The awkward Pakistani did his level best to get to know this young lady, even though she was thousands of miles away, and even while trying to claim that his friends called him “the Pakistani Denzel.” He also went above and beyond by using the compression algorithm to help increase the quality of their video chats so he could get a better look at the woman he was gaming on. Naturally, once she got a clear look at him, she balked and started claiming that she had a boyfriend… no, make that a husband.
If you’re a living, breathing human on this planet, you surely recoiled at the site of this, in recognition of your own romantic missteps. Who among us hasn’t gone the extra mile to get closer to a crush, only to have it backfire or blow right up in our faces? If anyone reading this has avoided such misery, you’re very much in the minority. The rest of us… we’ve been there.

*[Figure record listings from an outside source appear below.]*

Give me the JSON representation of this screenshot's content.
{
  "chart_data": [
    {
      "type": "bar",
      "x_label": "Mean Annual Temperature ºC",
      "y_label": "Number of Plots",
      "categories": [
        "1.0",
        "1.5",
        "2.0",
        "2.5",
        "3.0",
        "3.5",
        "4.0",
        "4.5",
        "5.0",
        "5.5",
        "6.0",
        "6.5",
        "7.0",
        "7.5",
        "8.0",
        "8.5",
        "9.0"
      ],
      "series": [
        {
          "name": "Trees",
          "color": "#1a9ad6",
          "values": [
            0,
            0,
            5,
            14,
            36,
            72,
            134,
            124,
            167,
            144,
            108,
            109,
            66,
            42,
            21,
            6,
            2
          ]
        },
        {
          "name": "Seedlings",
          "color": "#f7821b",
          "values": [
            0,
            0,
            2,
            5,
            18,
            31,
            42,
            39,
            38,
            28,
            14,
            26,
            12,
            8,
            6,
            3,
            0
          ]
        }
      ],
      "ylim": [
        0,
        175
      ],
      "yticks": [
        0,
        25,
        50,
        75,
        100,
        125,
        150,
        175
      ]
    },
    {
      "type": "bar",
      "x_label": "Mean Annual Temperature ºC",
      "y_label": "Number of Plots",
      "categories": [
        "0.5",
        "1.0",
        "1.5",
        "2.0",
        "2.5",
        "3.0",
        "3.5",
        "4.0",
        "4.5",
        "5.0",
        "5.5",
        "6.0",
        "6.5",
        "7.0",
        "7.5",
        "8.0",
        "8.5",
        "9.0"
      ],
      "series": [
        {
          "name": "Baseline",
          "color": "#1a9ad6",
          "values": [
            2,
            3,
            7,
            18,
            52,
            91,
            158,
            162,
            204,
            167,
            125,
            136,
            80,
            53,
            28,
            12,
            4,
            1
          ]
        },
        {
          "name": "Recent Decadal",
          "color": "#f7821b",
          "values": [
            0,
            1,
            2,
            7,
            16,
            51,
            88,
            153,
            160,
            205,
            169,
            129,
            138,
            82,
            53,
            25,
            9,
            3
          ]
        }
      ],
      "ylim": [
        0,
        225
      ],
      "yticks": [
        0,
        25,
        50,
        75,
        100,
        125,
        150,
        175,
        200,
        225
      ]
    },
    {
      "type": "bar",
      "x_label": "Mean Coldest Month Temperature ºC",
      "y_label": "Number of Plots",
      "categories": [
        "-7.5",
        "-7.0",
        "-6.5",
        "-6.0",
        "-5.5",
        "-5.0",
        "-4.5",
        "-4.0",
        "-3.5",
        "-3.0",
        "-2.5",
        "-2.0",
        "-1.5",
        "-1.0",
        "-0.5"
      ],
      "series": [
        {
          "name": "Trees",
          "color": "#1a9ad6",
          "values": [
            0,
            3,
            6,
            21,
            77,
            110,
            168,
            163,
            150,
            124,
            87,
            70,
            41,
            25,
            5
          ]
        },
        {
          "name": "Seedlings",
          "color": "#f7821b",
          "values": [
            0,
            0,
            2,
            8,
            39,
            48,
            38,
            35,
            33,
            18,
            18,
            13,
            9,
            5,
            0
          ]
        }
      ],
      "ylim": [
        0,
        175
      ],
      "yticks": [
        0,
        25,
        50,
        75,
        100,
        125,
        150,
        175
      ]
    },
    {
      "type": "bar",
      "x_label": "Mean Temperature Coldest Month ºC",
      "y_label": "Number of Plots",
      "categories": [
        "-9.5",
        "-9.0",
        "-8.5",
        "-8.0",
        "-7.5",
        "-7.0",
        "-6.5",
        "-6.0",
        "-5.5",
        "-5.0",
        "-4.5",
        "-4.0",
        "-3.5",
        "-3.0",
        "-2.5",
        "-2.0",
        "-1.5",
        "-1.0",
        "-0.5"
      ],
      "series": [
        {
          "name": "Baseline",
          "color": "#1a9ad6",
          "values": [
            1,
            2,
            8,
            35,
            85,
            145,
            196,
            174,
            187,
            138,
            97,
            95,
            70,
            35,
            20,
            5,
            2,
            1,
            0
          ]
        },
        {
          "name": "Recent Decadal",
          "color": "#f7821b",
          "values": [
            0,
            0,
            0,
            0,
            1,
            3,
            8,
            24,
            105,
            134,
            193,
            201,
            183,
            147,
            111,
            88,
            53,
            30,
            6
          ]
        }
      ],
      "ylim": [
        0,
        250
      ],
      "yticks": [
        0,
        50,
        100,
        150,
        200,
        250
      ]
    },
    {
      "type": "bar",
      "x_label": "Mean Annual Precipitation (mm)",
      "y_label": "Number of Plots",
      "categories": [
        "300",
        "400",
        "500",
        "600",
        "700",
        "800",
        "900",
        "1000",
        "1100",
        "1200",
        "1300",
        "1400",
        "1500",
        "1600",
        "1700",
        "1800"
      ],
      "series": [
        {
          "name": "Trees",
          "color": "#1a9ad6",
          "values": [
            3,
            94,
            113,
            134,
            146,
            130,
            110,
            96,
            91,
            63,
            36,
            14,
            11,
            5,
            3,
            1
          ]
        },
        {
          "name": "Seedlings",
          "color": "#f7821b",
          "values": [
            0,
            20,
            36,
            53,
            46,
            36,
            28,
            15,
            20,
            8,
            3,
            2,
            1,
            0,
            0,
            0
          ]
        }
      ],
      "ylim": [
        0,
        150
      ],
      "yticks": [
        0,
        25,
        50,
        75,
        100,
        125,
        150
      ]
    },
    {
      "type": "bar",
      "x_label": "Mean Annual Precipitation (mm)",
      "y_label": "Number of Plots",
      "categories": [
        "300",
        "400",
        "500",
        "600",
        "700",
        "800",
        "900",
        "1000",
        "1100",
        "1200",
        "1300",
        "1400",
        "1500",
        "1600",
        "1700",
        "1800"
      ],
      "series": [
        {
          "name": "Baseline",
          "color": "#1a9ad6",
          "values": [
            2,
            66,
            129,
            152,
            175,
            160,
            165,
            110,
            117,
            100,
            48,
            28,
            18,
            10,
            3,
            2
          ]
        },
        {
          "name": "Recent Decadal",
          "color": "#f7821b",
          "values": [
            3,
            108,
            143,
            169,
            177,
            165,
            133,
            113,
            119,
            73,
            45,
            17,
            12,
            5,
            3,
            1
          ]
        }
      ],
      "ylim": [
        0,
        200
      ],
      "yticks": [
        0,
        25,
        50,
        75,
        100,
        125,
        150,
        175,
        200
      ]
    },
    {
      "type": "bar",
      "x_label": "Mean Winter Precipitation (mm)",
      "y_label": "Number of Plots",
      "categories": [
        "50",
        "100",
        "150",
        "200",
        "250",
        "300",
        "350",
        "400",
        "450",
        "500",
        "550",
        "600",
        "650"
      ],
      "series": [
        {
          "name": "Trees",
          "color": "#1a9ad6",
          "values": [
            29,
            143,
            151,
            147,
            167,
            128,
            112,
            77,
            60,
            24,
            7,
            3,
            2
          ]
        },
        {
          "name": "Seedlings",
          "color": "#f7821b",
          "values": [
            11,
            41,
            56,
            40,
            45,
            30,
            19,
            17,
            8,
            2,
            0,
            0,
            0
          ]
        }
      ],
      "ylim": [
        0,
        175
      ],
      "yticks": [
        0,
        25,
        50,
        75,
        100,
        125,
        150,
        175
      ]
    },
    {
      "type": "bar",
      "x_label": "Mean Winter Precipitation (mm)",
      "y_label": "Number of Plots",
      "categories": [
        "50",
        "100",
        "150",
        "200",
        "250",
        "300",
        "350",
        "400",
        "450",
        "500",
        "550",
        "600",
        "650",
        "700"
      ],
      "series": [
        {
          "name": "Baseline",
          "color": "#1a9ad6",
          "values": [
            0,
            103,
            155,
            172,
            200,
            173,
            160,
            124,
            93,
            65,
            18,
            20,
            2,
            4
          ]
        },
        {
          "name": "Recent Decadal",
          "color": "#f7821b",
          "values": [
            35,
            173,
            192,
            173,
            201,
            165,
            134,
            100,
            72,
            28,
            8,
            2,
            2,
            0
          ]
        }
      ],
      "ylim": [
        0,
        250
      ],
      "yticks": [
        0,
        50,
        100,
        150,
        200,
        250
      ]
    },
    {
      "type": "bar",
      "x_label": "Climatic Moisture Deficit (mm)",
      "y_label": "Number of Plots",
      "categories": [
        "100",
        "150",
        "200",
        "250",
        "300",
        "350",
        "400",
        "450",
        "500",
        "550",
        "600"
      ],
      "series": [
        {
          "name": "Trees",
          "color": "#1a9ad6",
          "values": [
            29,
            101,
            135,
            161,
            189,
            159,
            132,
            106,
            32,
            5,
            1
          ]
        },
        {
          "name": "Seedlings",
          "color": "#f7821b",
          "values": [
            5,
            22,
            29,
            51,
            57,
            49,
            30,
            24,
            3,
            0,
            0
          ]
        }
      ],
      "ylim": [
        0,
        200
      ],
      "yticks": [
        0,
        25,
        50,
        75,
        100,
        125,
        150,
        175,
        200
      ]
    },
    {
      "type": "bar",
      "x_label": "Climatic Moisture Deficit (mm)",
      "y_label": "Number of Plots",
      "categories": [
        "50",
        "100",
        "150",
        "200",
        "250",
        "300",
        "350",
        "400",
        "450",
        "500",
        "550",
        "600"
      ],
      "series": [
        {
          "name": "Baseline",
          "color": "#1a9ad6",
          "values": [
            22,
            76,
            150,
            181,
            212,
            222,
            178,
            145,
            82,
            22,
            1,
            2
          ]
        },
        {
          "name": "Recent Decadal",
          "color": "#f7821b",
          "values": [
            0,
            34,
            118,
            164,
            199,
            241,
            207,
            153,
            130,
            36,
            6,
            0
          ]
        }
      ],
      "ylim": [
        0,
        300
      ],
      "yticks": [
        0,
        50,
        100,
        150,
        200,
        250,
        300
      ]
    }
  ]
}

It’s a risk that so many of us have taken and continue to take in the world of online and app dating. You face instant rejection like that on a daily basis. Of course, if you’re using Tindr and the like, you never hear or feel the quick judgment and dismissal. The other person makes the swipe and you’re none the wiser. But still, that in itself is a huge leap of faith. You put yourself up on the slab for folks to poke around at, or to take a split second look and swipe left. As the days and weeks go by without a connection, it can be a real fucking drag.

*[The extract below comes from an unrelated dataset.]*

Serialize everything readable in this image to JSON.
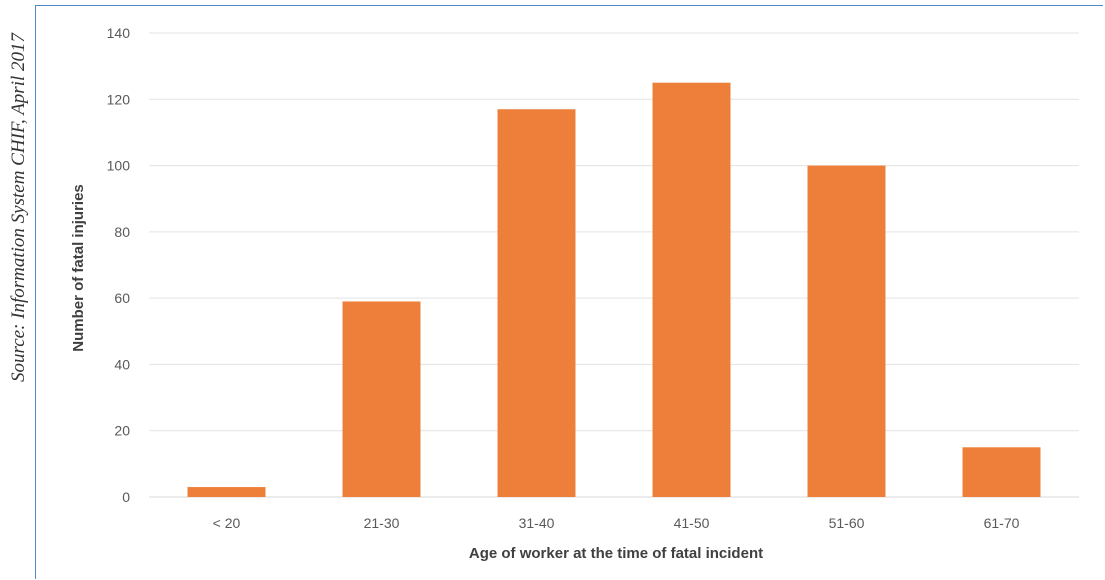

Carson Mell, the writer for this episode, provided an interesting contrast to this whole debacle, with both Richard and Jared finding romance the old fashioned way through face-to-face interactions. That felt, in part, like a subtle commentary on the online dating world, and how one huge negative aspect of that experience is people putting up a completely false front. Of course, it does happen as part of in-person dates, but those initial encounters are usually so revealing about who someone really is. For a brief stretch, this allowed Richard a few joyful moments with a young miss. And for Jared, well, as Dinesh said, “Russ was right. He fucks.”
In that respect, for as funny as it was to watch Dinesh shoot for the moon only to belly flop into the pool, you gotta give the character some credit for daring to reach out and make a connection. That’s how I’m choosing to look at it anyway, considering how badly the poor guy has been treated so far this season. Mocked for wearing a gold chain, stumbling through his work, and putting up with Gilfoyle’s constant verbal abuse… it’s almost much too much. But every show needs it’s punching bag and right now, that’s Dinesh. We’ll just have to wait patiently for him to earn his richly deserved moment of triumph. Just gotta give him a little time to get over his broken heart.